The Fano Plane
Table of Contents

The Fano Plane

So far we have only looked at the real projective plane. We will now look at an example of a projective plane over a finite field.

Consider the set $\mathbb{Z}_2 = \{ 0, 1 \}$ with the operations of $+$ and $\cdot$ defined for all $x, y \in \mathbb{Z}_2$ by:

(1)
\begin{align} \quad x + y = (x + y) \mod 2 \quad \mathrm{and} \quad x \cdot y = xy \mod 2 \end{align}

With these operations, $\mathbb{Z}_2$ forms a field. Define the projective plane with the notation $\mathbb{P}^2 (\mathbb{Z}_2)$ where the elements in this projective plane are the points $\mathbf{x} = [x_1, x_2, x_3]$ where $x_1, x_2, x_3 \in \mathbb{Z}_2$, not all $0$. What exactly does $\mathbb{P}^2(\mathbb{Z}_2)$ look like?

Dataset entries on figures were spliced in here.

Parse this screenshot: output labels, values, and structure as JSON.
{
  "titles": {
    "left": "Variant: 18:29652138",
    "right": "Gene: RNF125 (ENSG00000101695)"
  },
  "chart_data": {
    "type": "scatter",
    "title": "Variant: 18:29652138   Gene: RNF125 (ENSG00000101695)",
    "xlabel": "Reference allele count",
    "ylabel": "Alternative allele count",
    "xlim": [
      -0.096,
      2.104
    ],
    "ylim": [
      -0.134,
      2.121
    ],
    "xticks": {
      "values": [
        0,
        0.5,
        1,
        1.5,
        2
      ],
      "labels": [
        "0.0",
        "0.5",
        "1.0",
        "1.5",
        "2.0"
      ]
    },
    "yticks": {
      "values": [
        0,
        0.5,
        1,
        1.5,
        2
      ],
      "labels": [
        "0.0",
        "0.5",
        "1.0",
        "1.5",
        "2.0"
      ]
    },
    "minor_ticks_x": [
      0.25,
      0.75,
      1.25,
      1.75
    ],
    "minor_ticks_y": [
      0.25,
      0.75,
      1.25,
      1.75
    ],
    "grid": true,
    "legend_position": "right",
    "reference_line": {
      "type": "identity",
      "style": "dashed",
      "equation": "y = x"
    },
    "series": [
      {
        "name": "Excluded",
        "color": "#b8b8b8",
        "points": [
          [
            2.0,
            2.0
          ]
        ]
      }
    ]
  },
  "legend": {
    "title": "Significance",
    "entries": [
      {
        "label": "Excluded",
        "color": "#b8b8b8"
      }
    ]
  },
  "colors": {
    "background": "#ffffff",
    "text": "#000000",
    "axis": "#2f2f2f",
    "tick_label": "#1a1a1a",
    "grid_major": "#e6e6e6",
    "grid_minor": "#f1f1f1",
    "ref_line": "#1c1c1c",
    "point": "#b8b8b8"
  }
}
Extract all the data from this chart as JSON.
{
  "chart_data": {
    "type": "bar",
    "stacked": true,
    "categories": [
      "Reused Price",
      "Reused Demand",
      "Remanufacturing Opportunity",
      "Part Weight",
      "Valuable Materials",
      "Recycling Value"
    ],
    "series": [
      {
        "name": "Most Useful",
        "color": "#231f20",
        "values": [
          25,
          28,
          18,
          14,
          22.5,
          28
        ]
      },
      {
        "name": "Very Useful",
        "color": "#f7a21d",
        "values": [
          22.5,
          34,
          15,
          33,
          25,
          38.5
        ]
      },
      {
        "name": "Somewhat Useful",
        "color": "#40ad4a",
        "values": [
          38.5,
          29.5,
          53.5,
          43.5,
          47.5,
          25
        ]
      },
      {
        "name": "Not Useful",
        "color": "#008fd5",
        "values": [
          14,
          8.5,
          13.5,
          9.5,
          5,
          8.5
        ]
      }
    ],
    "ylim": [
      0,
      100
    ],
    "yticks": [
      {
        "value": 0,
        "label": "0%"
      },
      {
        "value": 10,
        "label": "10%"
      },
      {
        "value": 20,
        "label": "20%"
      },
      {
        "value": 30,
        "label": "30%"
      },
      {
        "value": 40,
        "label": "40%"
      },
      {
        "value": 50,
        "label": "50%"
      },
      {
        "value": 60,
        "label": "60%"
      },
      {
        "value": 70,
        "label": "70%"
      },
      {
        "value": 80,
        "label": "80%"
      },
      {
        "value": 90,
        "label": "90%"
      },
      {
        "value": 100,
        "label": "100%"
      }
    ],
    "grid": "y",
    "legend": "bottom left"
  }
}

Incidentally, $\mathbb{P}^2(\mathbb{Z}_2)$ will contain the points $[1, 0, 1]$, $[1, 1, 0]$, $[0, 1, 1]$, $[1, 1, 1]$, $[0, 0, 1]$, $[1, 0, 0]$, and $[0, 1, 0]$. We see that there are hence $3$ points at infinity. Furthermore, $\mathbb{P}^2(\mathbb{Z}_2)$ will contains the lines $<1, 0, 1>$, $<1, 1, 0>$, $<0, 1, 1>$, $<1, 1, 1>$, $<0, 0, 1>$, $<1, 0, 0>$, and $<0, 1, 0>$

Using the operation $+$ defined on the field $\mathbb{Z}_2$ we see that the following points are contained on each of these lines:

(2)
\begin{align} \quad <1, 0, 1> = x_1 + x_3 = (x_1 + x_3) \mod 2 = 0 \quad \mathrm{contains \:} [1, 0, 1], [0, 1, 0], [1, 1, 1] \end{align}
(3)
\begin{align} \quad <1, 1, 0> = x_1 + x_2 = (x_1 + x_2) \mod 2 = 0 \quad \mathrm{contains \:} [1, 1, 0], [0, 0, 1], [1, 1, 1] \end{align}
(4)
\begin{align} \quad <0, 1, 1> = x_2 + x_3 = (x_2 + x_3) \mod 2 = 0 \quad \mathrm{contains \:} [0, 1, 1], [1, 0, 0], [1, 1, 1] \end{align}
(5)
\begin{align} \quad <1, 1, 1> = x_1 + x_2 + x_3 = (x_1 + x_2 + x_3) \mod 2 = 0 \quad \mathrm{contains \:} [1, 1, 0], [0, 1, 1], [1, 0, 1] \end{align}
(6)
\begin{align} \quad <0, 0, 1> = x_3 = x_3 \mod 2 = 0 \quad \mathrm{contains \:} [1, 1, 0], [1, 0, 0], [0, 1, 0] \end{align}
(7)
\begin{align} \quad <1, 0, 0> = x_1 = x_1 \mod 2 = 0 \quad \mathrm{contains \:} [0, 1, 1], [0, 1, 0], [0, 0, 1] \end{align}
(8)
\begin{align} \quad <0, 1, 0> = x_2 = x_2 \mod 2 = 0 \quad \mathrm{contains \:} [1, 0, 1], [1, 0, 0], [0, 0, 1] \end{align}

So each of the $7$ lines in this projective plane contain $3$ points and $\mathbb{P}^2(\mathbb{Z}_2)$ can be represented with the following diagram:

Screen%20Shot%202015-09-16%20at%2011.08.49%20PM.png

The projective plane above is given a special name which we define above.

Definition: The Fano Plane is the projective plane over the field of integers modulo $2$ denoted $\mathbb{P}^2 (\mathbb{Z}_2)$ and is the smallest projective plane with $7$ points and $7$ lines.